Mevcut statükonun korunması taraftarı olan Türkiye, İkinci Dünya Savaşı başlayınca bu statükonun kırılma olasılığıyla karşı karşıya kalmıştır. Bundan dolayı tek parti döneminde dış politika şekillendiricisi olan İnönü, aktif tarafsızlık politikası gütmüştür. Bu politikayı kırmak ve Türkiye’yi savaşa sokmak isteyen Avrupa devletleri, birçok kez adalar meselesini koz olarak kullanmaya çalışmış ve Türkiye’yi savaşa çekmek istemiştir. İnönü’nün tarafsızlık politikası gereği reddettiği bu teklifler, “İsmet İnönü adaları verdi” gibi belirli siyasi argümanlar olarak kullanılmıştır. Fakat şu gerçektir ki tarafsız kalmak için bu teklifleri reddetmek birer zorunluluktur. O dönem yeni kurulan devletin Anadolu’yu tehlikeye atması kabul edilemezdi. Savaş sonrası Türkiye’nin güvenlik gerekçeleri sunarak adaların geleceğini İngiltere, Yunanistan ve Türkiye tarafından kurulacak bir komisyonun belirlemesini istemesi; adaların önemsenmedi tezini çürütmektedir.

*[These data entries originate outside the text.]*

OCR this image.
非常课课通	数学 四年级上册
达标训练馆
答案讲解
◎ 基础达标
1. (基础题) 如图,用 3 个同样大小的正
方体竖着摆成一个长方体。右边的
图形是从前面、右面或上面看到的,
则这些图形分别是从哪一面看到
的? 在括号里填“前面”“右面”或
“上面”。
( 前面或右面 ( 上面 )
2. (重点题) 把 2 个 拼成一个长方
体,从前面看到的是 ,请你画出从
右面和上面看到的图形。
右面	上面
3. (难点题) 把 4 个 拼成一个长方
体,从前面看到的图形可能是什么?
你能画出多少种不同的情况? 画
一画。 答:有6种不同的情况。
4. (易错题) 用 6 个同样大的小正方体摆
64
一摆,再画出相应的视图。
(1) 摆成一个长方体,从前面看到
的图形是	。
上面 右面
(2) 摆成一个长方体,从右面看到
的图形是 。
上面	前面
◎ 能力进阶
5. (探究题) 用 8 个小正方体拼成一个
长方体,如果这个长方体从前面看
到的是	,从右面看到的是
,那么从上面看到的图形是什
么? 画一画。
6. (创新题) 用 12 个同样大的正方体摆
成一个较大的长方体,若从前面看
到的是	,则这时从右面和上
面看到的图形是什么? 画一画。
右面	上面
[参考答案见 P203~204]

[1] Kurumahmut A, Hami S. (2004), Ege’de Gri Bölgeler Unutul(may)an Türk Adaları, Türk Tarih Kurumu Basımevi, Ankara
[2] Ak G. (2014), Ege’deki Hayalet: Türk-Yunan Deniz Sınırı, Durum ve Etkileri, Cumhuriyet Tarihi Araştırmaları Dergisi, Sayı 20, s. 262.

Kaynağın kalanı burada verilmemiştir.